その筆頭たる悪名高きペチェルニコヴァが復活した。
「政治目的の精神医学と診断命令が復活した」
ドイツの連邦議会やシュレーダー首相から圧力が掛かっていた
 こうして、この裁判は二転三転する。


「私たちはブレジネフの『停滞期』からスターリンのあからさまな独裁へと
 退行している」
「ロシアには独立した司法制度や検察制度が存在しないのもまた明らかだ。
 判決は政治家の専横と政治の都合に左右されるのだ」
 プーチンのロシアを筆者はそう分析する。
しかも、問題は、
「プーチンの配下は社会の反応を注意深く見守っている。彼らが国民など気に
 しないと思うのは見当違いだ。今起こっていることに対しての責任は私たち
 国民にある。まず私たちにであって、プーチンにではない」
「社会のあきらめムード、これは底なしだ。
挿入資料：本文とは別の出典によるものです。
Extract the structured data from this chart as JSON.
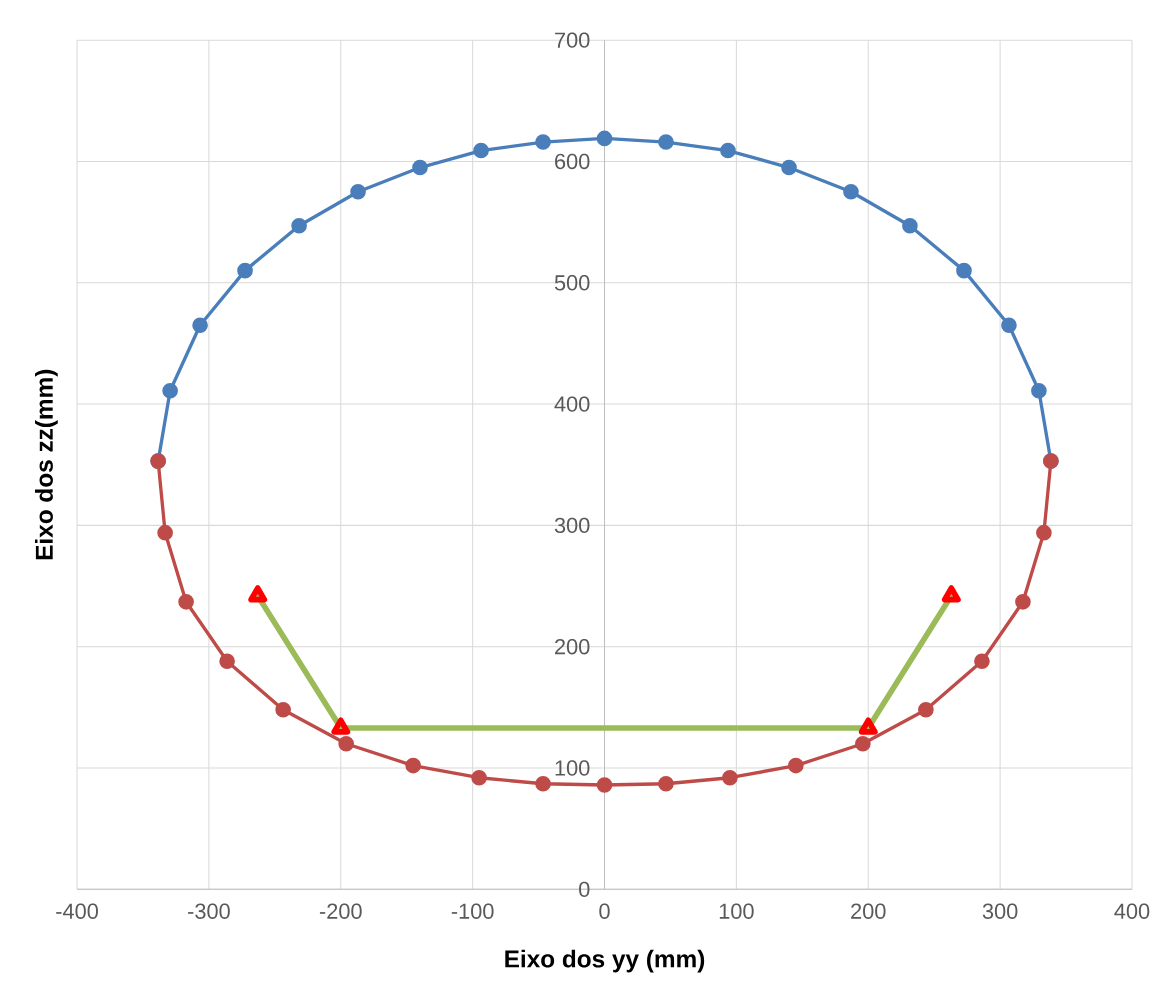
{
  "chart_data": {
    "type": "line",
    "xlabel": "Eixo dos yy (mm)",
    "ylabel": "Eixo dos zz(mm)",
    "xlim": [
      -400,
      400
    ],
    "ylim": [
      0,
      700
    ],
    "xticks": [
      -400,
      -300,
      -200,
      -100,
      0,
      100,
      200,
      300,
      400
    ],
    "yticks": [
      0,
      100,
      200,
      300,
      400,
      500,
      600,
      700
    ],
    "grid": true,
    "line_style": "solid",
    "series": [
      {
        "color": "#4a7ebb",
        "marker": "circle",
        "x": [
          -338.5,
          -329.4,
          -306.7,
          -272.6,
          -231.6,
          -186.9,
          -139.9,
          -93.6,
          -46.6,
          0,
          46.6,
          93.6,
          139.9,
          186.9,
          231.6,
          272.6,
          306.7,
          329.4,
          338.5
        ],
        "values": [
          353,
          411,
          465,
          510,
          547,
          575,
          595,
          609,
          616,
          619,
          616,
          609,
          595,
          575,
          547,
          510,
          465,
          411,
          353
        ]
      },
      {
        "color": "#be4b48",
        "marker": "circle",
        "x": [
          -338.5,
          -333.2,
          -317.3,
          -286.2,
          -243.7,
          -195.9,
          -145.1,
          -95.1,
          -46.6,
          0,
          46.6,
          95.1,
          145.1,
          195.9,
          243.7,
          286.2,
          317.3,
          333.2,
          338.5
        ],
        "values": [
          353,
          294,
          237,
          188,
          148,
          120,
          102,
          92,
          87,
          86,
          87,
          92,
          102,
          120,
          148,
          188,
          237,
          294,
          353
        ]
      },
      {
        "color": "#9bbb59",
        "marker": "triangle",
        "x": [
          -263,
          -200,
          200,
          263
        ],
        "values": [
          242,
          133,
          133,
          242
        ]
      }
    ]
  }
}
これがプーチン再選の免罪符なのだ」
「ロシアの政治情勢を変えられるのは私たち自身しかいない」
 ロシア国民である自らこそがその責任者なのだと主体的に反省している。

 ソ連崩壊で価値基軸を喪失した旧支配階層が、新興権力へと乗り移っていく、
その精神構造の分析も面白かった。


 高支持率で再選されたプーチン。
最大の原因は、高い経済成長率だろう。
石油・天然ガスの輸出が好調。
原油高という幸運も重なった。
しかし、国内産業が育成されている訳でもない。
軍需産業くらいしかない。
いびつな経済的下部構造の上に、
いびつな政治的上部構造がそびえ立っている。

 第二次チェチェン戦争開始と共に始まったプーチン政権。
軍部の復活、強いロシアの復活、
FSBという名の旧KGBを実体的基礎にして、
旧共産党のノーメンクラツーラと
新興実業家という名の新旧マフィアと
これらの複合体がプーチン体制のようだ。

 チェチェン人、イングーシ人、更にはコーカサスの人々を
民族排外主義的に国民総動員で排除する。
ロシア民族主義の高揚。

チェチェン戦争の進展と共に精神的にも腐敗が進行したようにも思える。

地方自治体の任命権を大統領へと中央集権制の強化。

相次ぐジャーナリストの不審な死。

民主主義への道から逆行しているとしか思えない。

国際的には、グルジア、ウクライナ、キルギスと、
『民主主義革命の輸出』にしてやられているように思える。
<プーチン流>は、ロシア国内的には貫徹できても、
国際的には敗退を重ね続けているように思える。


人類史上初めての「社会主義」から資本主義への退行。
資本の原始的蓄積の醜悪な再現。
私的所有という陣取りゲーム。
ただしそれは必ずしも一回限りとは限らないのがロシア的特殊性とは言えようか。
既存の理論だけでは、そもそも解明できない事態なのではないか。